Christmas trees. It is illegal to install fairy lights unless you are a qualified electrician. Once in place, lights must be inspected by your local authority. Failure to comply carries a penalty not exceeding &£5,000.
Food. The Food Standards Agency warns that Christmas lunches and dinners are minefields for the unwary. Unregulated brussels sprouts, for instance, cost the NHS &£3bn a year. If in doubt, ring the Sprouts Helpline (calls charged at local rates) or consult your GP. Other festive fare such as turkey, plum pudding, After Eight mints etc. are permissible if taken in moderation and followed by sufficient exercise. For advice on the correct dosage, pick up the Sensible Seasonal Eating leaflet, available from Citizens Advice Bureaux.
Drink. A real hazard. If you suspect anyone in your house of “being on the bottle” do not hesitate to call the police. Warning signs are evidence of happiness, lack of inhibition, irrational giggling and hiccups. “We are determined to stamp this out,” says David Blunkett. “Don’t listen to the moaning wet liberals who talk of personal liberty. It’s our duty to protect people from a threat when we see one.”
Christmas decorations. Under the Paper Chains and Tinsel Directive, it is an offence to hang such items in any room above a height of 1.2m, or to suspend such material using Blu-Tack, drawing pins, or sticky tape. Approved decorative fixatives and suspension brackets bearing the kitemark are available from reputable dealers. To be on the safe side, get an expert in to put them up for you and have the work inspected by your local Decorations Compliance Officer. Laptop computers. “These make acceptable gifts and have been proven to cause impotence in men,” says Patricia Hewitt. “And a jolly good thing too.”
Crackers. It is an offence to pull a cracker with a noise emission of 3dB or more. Contents – small plastic items such as key fobs, toothpicks, pencil sharpeners etc. – should immediately be retrieved from the floor, the raspberry trifle, or the baby’s ear (research by MORI having shown that these are the most common places in which they alight), put away in a safe place such as a drawer, and forget for a period of not less than three years. Under the Cracker Motto Directives (331), no motto should exceed 30 words in length, and each must elicit at least one low moan, groan or snort. Failure to comply may result in a fine of &£5,000 or a term of imprisonment. As regards paper hats: “Make no mistake,” says Patricia Hewitt, “we have the finest paper hat industry in the world and we are rightly proud of it. But I have made it absolutely clear that hats that fall down over the eyes, or otherwise make the wearer look ridiculous, are illegal. We have had very positive feedback.”

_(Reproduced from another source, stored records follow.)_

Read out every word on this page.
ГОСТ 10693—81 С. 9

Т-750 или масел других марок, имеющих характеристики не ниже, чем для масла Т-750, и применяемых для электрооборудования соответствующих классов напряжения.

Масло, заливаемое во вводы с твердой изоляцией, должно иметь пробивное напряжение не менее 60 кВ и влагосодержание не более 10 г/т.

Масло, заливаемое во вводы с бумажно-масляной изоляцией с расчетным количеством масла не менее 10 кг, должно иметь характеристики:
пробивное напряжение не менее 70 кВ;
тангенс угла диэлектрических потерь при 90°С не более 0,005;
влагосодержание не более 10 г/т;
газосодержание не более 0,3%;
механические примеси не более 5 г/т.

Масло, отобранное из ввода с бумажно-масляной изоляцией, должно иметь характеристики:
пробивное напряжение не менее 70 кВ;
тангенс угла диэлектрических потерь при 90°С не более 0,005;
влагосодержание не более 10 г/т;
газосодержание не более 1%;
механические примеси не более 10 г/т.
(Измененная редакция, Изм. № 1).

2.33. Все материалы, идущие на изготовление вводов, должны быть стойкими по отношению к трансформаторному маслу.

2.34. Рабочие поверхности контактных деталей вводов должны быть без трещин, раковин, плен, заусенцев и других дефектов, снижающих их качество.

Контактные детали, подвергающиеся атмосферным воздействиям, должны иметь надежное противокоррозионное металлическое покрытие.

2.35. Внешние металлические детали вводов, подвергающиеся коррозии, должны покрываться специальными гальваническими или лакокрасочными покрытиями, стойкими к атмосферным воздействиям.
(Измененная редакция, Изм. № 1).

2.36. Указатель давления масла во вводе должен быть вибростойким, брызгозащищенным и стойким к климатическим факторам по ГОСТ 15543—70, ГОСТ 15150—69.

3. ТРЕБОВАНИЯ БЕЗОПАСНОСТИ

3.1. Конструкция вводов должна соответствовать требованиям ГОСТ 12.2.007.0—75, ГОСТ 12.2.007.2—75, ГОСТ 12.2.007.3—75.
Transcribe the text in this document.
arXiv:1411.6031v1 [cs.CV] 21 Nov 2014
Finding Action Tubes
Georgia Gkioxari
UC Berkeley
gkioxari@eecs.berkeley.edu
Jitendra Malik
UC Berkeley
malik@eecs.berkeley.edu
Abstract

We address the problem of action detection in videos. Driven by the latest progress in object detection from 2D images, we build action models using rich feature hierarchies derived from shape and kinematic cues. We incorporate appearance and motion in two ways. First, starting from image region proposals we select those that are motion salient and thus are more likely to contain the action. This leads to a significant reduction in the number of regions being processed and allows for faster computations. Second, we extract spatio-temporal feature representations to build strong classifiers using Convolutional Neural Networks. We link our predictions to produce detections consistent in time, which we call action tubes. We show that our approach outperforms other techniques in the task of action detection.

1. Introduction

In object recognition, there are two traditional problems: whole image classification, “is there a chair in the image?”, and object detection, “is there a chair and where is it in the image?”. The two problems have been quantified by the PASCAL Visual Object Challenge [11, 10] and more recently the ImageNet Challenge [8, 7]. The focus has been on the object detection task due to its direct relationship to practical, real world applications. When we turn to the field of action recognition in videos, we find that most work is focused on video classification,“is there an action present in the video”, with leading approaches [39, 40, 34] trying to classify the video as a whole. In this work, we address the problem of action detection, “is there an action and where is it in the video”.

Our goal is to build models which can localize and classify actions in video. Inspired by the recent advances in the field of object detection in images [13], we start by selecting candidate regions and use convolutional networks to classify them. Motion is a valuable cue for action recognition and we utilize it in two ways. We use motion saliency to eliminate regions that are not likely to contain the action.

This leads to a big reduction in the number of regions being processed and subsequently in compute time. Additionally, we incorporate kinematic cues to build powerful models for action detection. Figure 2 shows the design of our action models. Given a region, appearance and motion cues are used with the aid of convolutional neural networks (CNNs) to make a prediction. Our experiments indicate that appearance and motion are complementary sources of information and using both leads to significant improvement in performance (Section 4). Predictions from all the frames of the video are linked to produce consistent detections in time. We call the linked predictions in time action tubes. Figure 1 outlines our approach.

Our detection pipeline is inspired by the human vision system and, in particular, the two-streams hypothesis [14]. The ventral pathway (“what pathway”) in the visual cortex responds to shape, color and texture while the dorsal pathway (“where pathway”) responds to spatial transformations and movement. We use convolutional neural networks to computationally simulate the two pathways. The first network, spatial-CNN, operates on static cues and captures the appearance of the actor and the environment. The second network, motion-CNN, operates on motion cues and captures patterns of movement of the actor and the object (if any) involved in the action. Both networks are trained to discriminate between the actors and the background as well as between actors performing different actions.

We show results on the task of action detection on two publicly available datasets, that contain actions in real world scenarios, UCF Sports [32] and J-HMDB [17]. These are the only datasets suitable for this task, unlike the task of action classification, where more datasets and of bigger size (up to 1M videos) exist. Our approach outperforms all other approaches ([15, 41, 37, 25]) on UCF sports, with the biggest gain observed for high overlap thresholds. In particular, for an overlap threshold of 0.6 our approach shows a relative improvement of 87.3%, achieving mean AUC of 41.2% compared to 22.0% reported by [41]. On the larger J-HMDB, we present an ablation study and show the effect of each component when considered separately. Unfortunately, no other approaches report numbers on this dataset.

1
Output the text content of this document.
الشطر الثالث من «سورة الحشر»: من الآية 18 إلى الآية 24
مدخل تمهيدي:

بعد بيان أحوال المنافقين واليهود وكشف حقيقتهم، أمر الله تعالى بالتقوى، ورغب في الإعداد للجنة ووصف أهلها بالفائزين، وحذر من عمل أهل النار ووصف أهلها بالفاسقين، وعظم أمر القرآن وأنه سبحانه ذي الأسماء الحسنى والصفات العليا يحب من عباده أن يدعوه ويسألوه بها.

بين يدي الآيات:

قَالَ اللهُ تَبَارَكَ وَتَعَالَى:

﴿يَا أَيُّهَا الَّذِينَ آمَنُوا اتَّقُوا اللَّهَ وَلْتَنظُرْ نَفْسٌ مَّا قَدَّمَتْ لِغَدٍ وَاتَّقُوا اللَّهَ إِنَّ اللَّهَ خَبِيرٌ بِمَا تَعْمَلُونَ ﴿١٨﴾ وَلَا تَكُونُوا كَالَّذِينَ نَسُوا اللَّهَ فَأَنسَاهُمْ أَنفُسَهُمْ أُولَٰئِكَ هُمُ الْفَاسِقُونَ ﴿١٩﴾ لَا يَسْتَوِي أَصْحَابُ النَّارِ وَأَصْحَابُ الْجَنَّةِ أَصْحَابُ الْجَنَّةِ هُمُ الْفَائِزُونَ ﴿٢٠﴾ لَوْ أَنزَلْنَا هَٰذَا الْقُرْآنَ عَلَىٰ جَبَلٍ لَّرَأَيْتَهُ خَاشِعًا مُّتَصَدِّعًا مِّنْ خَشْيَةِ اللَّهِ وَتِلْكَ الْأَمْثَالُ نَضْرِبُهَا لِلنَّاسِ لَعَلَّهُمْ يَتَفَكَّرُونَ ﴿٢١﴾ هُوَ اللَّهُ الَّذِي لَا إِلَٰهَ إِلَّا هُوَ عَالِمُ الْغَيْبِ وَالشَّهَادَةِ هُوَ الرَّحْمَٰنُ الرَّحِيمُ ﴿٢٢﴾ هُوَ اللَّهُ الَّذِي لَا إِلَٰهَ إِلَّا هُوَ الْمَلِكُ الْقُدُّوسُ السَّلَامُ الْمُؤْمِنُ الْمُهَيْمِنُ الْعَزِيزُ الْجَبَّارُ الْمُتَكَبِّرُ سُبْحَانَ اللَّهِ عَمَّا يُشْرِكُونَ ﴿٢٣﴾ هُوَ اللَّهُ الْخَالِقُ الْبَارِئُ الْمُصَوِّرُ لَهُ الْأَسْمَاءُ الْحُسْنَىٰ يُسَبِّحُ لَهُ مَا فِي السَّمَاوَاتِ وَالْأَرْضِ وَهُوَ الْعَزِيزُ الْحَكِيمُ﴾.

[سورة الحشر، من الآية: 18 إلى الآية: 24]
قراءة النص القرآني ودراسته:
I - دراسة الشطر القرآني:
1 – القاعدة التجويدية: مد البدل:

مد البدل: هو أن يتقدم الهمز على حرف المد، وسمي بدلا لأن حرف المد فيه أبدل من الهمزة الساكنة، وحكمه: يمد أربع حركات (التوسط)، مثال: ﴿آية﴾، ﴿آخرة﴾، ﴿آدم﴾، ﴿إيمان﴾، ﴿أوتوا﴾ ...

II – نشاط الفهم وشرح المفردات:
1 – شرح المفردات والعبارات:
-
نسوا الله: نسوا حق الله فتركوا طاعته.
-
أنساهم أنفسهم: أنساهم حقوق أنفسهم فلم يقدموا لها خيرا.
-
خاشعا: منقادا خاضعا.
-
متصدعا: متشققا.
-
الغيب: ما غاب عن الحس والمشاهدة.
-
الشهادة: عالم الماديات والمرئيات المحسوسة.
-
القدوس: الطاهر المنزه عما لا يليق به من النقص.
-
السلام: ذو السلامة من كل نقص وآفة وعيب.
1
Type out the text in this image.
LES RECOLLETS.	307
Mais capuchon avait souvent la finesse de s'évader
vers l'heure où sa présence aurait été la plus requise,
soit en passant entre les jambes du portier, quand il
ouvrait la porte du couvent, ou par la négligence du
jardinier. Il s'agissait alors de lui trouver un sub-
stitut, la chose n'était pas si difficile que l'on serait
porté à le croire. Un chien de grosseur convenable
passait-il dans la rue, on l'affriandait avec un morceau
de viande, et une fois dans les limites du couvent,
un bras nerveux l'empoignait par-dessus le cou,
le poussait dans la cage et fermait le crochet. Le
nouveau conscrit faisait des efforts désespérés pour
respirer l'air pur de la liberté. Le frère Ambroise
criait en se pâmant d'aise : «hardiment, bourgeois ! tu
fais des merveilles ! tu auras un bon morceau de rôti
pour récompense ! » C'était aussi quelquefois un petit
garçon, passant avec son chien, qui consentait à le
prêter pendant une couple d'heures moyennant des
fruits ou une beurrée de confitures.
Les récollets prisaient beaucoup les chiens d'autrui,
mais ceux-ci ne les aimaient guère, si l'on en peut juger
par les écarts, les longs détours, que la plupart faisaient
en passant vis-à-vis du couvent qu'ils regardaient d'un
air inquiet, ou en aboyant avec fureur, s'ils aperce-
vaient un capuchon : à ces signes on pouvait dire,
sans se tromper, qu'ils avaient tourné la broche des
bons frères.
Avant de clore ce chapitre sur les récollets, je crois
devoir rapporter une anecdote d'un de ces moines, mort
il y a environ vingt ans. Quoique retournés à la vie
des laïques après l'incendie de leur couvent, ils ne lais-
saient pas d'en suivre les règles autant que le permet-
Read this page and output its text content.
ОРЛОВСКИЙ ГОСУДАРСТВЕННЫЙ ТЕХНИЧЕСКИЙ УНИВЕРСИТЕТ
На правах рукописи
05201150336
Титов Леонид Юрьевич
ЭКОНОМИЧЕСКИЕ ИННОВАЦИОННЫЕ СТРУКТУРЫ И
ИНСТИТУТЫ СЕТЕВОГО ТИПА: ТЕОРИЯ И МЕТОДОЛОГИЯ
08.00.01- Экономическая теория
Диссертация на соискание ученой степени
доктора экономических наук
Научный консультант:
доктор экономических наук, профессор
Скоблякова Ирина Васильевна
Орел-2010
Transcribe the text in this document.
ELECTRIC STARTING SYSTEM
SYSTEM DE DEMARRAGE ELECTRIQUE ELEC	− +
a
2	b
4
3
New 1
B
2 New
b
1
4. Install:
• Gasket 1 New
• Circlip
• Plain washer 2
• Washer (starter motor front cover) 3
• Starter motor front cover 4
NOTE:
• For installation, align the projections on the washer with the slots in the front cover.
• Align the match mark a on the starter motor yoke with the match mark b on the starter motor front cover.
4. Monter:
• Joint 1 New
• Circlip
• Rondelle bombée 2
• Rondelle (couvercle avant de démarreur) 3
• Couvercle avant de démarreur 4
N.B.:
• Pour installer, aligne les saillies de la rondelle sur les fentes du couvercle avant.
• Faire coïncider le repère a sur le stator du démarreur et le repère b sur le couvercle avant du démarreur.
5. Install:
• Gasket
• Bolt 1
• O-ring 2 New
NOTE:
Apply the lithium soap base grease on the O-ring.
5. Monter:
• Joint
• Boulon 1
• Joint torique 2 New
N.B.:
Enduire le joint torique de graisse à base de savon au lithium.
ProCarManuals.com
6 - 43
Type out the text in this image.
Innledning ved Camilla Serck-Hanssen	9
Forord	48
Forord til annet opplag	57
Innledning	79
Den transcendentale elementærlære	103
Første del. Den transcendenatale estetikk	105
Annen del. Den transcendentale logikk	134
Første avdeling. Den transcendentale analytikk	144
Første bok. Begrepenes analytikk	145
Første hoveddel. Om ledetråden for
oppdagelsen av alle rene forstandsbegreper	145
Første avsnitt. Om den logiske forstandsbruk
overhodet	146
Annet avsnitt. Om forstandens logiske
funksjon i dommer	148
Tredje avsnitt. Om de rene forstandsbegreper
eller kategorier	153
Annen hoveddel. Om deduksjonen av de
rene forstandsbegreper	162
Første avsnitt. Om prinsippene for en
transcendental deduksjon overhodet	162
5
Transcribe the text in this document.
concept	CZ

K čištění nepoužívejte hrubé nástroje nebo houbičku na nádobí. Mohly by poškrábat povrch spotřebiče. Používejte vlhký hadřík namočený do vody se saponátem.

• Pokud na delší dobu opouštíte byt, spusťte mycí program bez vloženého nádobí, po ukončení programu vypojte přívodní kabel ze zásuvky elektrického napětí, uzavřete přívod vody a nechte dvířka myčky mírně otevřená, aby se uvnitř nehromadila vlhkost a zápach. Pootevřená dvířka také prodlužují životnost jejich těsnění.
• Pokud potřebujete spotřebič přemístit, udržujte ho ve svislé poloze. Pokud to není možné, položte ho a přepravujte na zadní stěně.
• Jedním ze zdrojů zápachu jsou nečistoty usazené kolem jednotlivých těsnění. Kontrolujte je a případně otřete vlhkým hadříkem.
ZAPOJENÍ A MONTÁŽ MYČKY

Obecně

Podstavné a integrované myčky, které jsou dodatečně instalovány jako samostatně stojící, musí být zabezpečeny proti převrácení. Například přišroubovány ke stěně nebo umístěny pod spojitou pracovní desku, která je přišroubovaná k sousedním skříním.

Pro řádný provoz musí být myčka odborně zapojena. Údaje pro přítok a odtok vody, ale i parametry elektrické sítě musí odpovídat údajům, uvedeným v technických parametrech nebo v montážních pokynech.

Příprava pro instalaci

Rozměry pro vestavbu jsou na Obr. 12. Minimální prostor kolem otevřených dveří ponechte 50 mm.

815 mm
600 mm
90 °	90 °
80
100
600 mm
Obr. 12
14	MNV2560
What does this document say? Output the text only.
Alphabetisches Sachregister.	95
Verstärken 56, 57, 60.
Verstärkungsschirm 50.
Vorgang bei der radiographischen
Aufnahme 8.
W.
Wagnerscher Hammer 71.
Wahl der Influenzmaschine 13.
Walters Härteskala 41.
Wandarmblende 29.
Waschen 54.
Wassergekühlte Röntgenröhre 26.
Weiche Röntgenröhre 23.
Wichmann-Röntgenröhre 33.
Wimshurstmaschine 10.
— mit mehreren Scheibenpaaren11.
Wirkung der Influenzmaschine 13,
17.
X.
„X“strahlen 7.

Arguments with the in-laws. “We all like a good row or ruck and, let’s face it, Christmas wouldn’t be the same without it,” says Tessa Jowell. “But there is too much testosterone flying about, which is why we have introduced the Mother-in-Law Protection Act. This long overdue measure makes it a criminal offence to pull faces at female relatives by marriage, whatever the provocation. Anyone wanting to know how far the law permits them to go in insulting relatives at Christmas should call our ActionLine, pick up a leaflet, or log on to grannybait.gov.uk.”
Carol singers. Despite recent cases where the police have been over-zealous, the Government wishes to make it absolutely clear that it is perfectly within a householder’s rights to use reasonable force to prevent carol singers from murdering Good King Wenceslas on their doorstep. Your local police community liaison officer will be happy to offer guidance on the most efficient way to silence the top C before it gets out of hand.